Researchers say the ancient inscription is the first of its kind ever discovered

Pottery shard with Virgil quotation
The three-inch-long pottery shard contains only parts of a passage from Virgil's Georgics. University of Cordoba

Long before the modern-day novelty mug made its way into bookstores and gift shops, an ancient reader carved a literary quotation into a piece of ancient Roman cookware. Now, researchers have determined that the inscription on an 1,800-year-old pottery fragment is a quote from the poet Virgil, who lived in the first century B.C.E.

Unearthed in southern Spain, the three-inch-long shard was once part of a Roman amphora, a jar that would have held olive oil. The inscription is thought to be the first literary quotation found on an amphora, according to a recent study published in the Journal of Roman Archaeology.

When archaeologists found the artifact seven years ago, they didn’t think it was particularly noteworthy. Per a statement from the University of Córdoba in Spain, text printed on such vessels is common and often relates to production or taxation.

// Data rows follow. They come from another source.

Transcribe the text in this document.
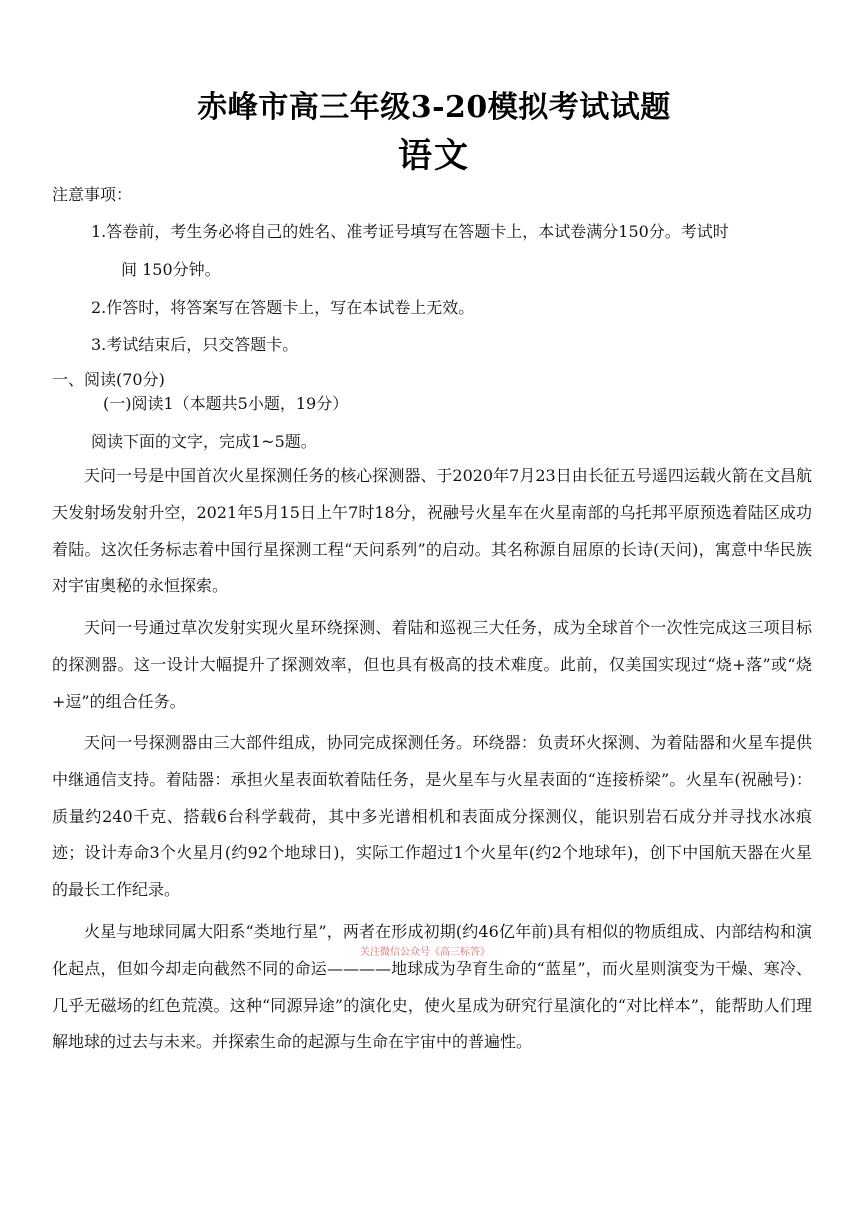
赤峰市高三年级3-20模拟考试试题
语文
注意事项：
1.答卷前，考生务必将自己的姓名、准考证号填写在答题卡上，本试卷满分150分。考试时
间 150分钟。
2.作答时，将答案写在答题卡上，写在本试卷上无效。
3.考试结束后，只交答题卡。
一、阅读(70分)
(一)阅读1（本题共5小题，19分）
阅读下面的文字，完成1~5题。
天问一号是中国首次火星探测任务的核心探测器、于2020年7月23日由长征五号遥四运载火箭在文昌航天发射场发射升空，2021年5月15日上午7时18分，祝融号火星车在火星南部的乌托邦平原预选着陆区成功着陆。这次任务标志着中国行星探测工程“天问系列”的启动。其名称源自屈原的长诗(天问)，寓意中华民族对宇宙奥秘的永恒探索。
天问一号通过草次发射实现火星环绕探测、着陆和巡视三大任务，成为全球首个一次性完成这三项目标的探测器。这一设计大幅提升了探测效率，但也具有极高的技术难度。此前，仅美国实现过“烧+落”或“烧+逗”的组合任务。
天问一号探测器由三大部件组成，协同完成探测任务。环绕器：负责环火探测、为着陆器和火星车提供中继通信支持。着陆器：承担火星表面软着陆任务，是火星车与火星表面的“连接桥梁”。火星车(祝融号)：质量约240千克、搭载6台科学载荷，其中多光谱相机和表面成分探测仪，能识别岩石成分并寻找水冰痕迹；设计寿命3个火星月(约92个地球日)，实际工作超过1个火星年(约2个地球年)，创下中国航天器在火星的最长工作纪录。
火星与地球同属大阳系“类地行星”，两者在形成初期(约46亿年前)具有相似的物质组成、内部结构和演化起点，但如今却走向截然不同的命运————地球成为孕育生命的“蓝星”，而火星则演变为干燥、寒冷、几乎无磁场的红色荒漠。这种“同源异途”的演化史，使火星成为研究行星演化的“对比样本”，能帮助人们理解地球的过去与未来。并探索生命的起源与生命在宇宙中的普遍性。
关注微信公众号《高三标答》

Still, one detail stuck out.

“You hardly ever get more than a line or two of engravings on an amphora,” says lead author Iván González Tobar, an archaeologist at the University of Barcelona, to the Guardian’s Sam Jones. “This one had four or five lines.”

Those lines read:

S

vais

avoniam

glandemm

arestapoqv

tisaqv

it

At first, these words didn’t mean much to the researchers. They knew only that they had stumbled onto something unusual.

“To be honest,” González Tobar tells the Guardian, “it took a while because there were some spelling mistakes that held us back from seeing what it was straight away. But we did eventually get there.”

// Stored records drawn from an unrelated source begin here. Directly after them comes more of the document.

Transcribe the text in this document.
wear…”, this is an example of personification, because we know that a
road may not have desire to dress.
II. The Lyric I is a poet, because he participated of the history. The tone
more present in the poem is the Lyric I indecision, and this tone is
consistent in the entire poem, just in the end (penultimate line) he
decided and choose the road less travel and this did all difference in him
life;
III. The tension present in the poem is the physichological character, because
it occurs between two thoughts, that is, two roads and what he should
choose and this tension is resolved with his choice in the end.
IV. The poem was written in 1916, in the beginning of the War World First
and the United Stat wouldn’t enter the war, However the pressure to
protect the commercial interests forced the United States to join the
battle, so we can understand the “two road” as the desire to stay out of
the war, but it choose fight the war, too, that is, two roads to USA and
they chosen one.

Study co-author Antònia Soler i Nicolau, a classical language scholar at the University of the Balearic Islands in Spain, realized the inscription looked familiar. The text comes from the Georgics, a 29 B.C.E. poem by Virgil about how to care for a farm. It was difficult to identify because the ancient inscription only contains segments of the full passage, which reads:

Auoniam[pingui]

glandem m[utauit]

aresta, poq[ulaque]

[inuen]tisAqu[eloia]

[miscu]it [uuis]

C[ambió] la bellota aonia por la espiga [fértil] [y mezcl]ó

el ag[ua] [con la uva descubierta]

The full passage translates to:

O you brightest lights of the universe

that lead the passing year through the skies,

Bacchus and kindly Ceres, since by your gifts

fat wheat ears replaced Chaonian acorns,

and mixed Achelous’ water with newly discovered wine,

and you, fauns, the farmer’s local gods,

(come dance, together, fauns and dryad girls!)

your gifts I sing.

These lines “[make] sense as far as an amphora containing olive oil is concerned,” says Jane Draycott, a historian and archaeologist at the University of Glasgow in Scotland, to McClatchy News’ Brendan Rascius. The poem is “about the invention of farming, so [it’s] a suitable topic for one of the Roman dietary staples.”

Virgil is famous for the Aeneid, which he wrote soon after the Georgics. The epic poem tells the story of the Trojan prince Aeneas, a mythological character who first appears in the Iliad, and the founding of Rome. The newly discovered amphora dates to several centuries after Virgil’s death in 19 B.C.E. At the time, the poet was still “extremely popular with the Romans,” says Draycott, and the Aeneid was considered “an epic masterpiece that everyone read.”

The inscription would have been on a part of the amphora that wasn’t visible, so it wouldn’t have served a decorative purpose. Its existence may have been known only to the individual who etched it out.

The identity of this Virgil fan remains a mystery. Maybe, the researchers theorize, this person worked at the factory where the object was made and was a skilled craftsman replicating the lines from memory, or even a child laborer practicing their writing.

“There are debates about Roman literacy levels because a lot of ordinary people’s literary efforts would have been written on perishable material that doesn’t survive today,” Draycott tells McClatchy News. But the writings that do survive “make it clear that plenty of ordinary people, even enslaved people, could be literate and have a degree of education.”